At around 2,000 feet and 160mph Eskil then made a ‘Mayday’ call to Duxford, hoping they would be able to limp back to base.
“There was a lot of smoke coming out the back by this time,” said Dave. “The engine was running rough but then it just stopped dead. The propeller blades were broadside to the wind at this point too so the drag was phenomenal.
“Luckily for me Eskil is a really good pilot and had the nerve and the courage to bring us down.
“When we got near the ground he just levelled off. We were flying to the ground at about 150mph and hit it pretty hard. It sort of skipped and then skidded, and then we hit a tree that tore the left wing off. It span us around and then we stopped. We probably went from 130mph to nothing when we hit the tree.”
Covered in blood, Eskil clambered out of the gaping hole in the side of the plane, checked Dave was OK and then collapsed about 15 metres away.
Aided by the adrenaline pumping through his body, Dave managed to get out of the cockpit just as he began to notice the smell of fuel.
By this time, around 5.15pm, people had rushed to their aid shortly followed by the emergency services, and Dave had to warn them about the threat of an explosion.
Someone then lent him a phone so he could call Lizzie and tell her he was alright.
“It was very surreal speaking to her as I was lying in a field,” he said.
As an experienced pilot, Dave, who is also a tug pilot at Buckminster Gliding Club at Saltby Airfield near Grantham, said he had been in some dangerous situations while flying but “nothing of this magnitude”. Despite this, the thought of dying never crossed his mind.
“I didn’t have time to think about that,” he said. “Eskil was flying but I was looking for a field for us to land in. If we’d been 10,000ft I might have had more time to get scared but it all happened so quickly.”
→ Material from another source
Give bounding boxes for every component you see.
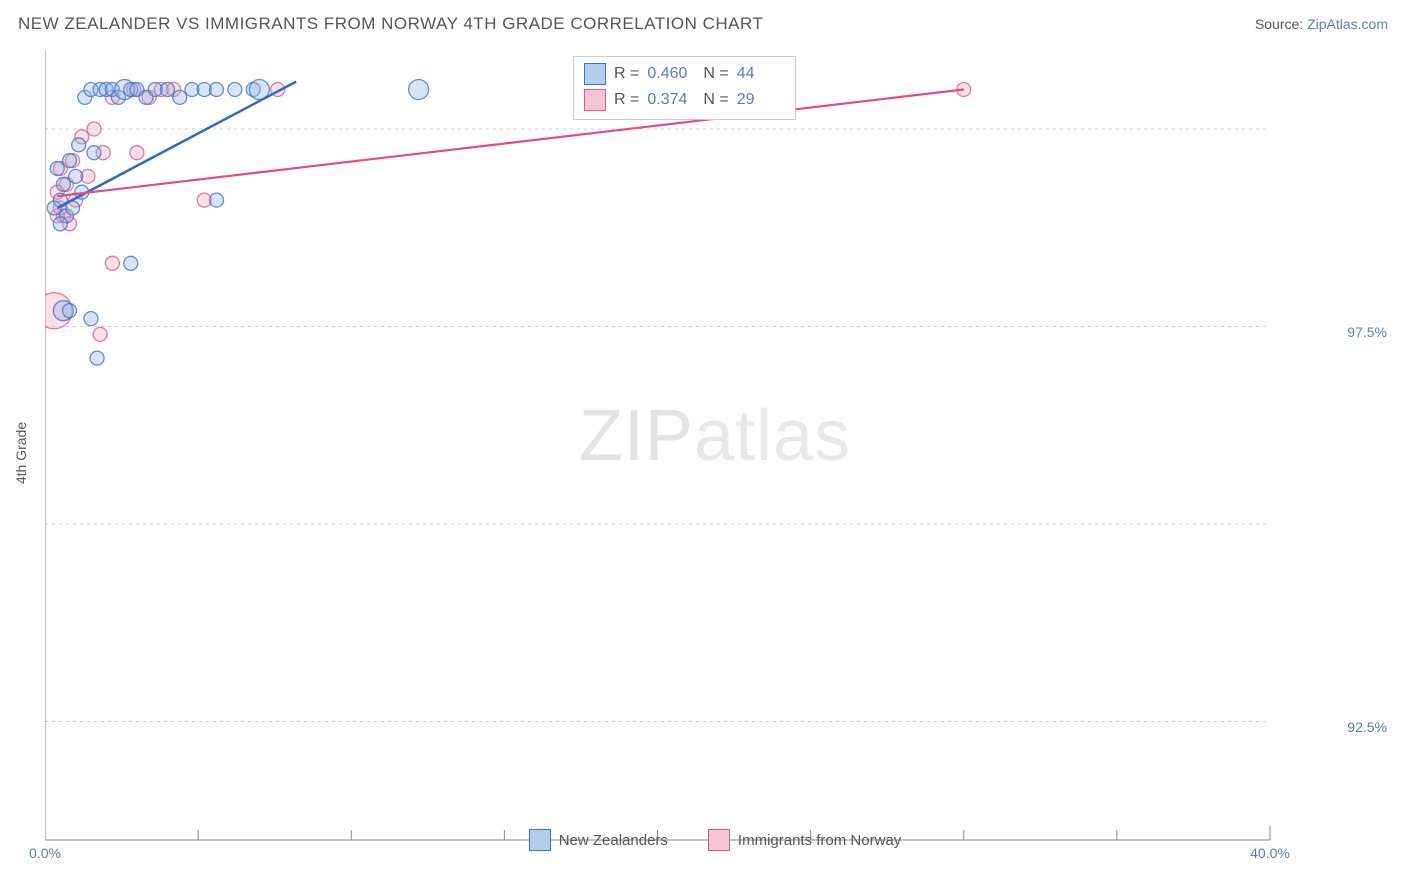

He added: “Scary as it was, it hasn’t put me off flying. As soon as I’m fit to fly I’ll be back in the cockpit.”
“It’s kind of ironic really that having applauded the NHS I really needed it a couple of weeks later!” said Dave. “The people at Addenbrooke’s were so great. Once I’m airborne again I’ll be looking to tow that banner over the hospital to say thanks.”
There is an investigation currently underway into the cause of the fault with the Sea Fury.
The single-seater was a fighter-bomber that saw action in Korea with the Royal Navy. ‘Invincible’ - the plane flown by Eskil and Dave - is a two-seater, and was used for weapons training.
Worth millions of pounds and operated by the Norwegian Spitfire Foundation, it is hoped the plane will be restored and airworthy once more. It was reportedly involved in another crash in 1990 but was fixed and re-registered in 2018.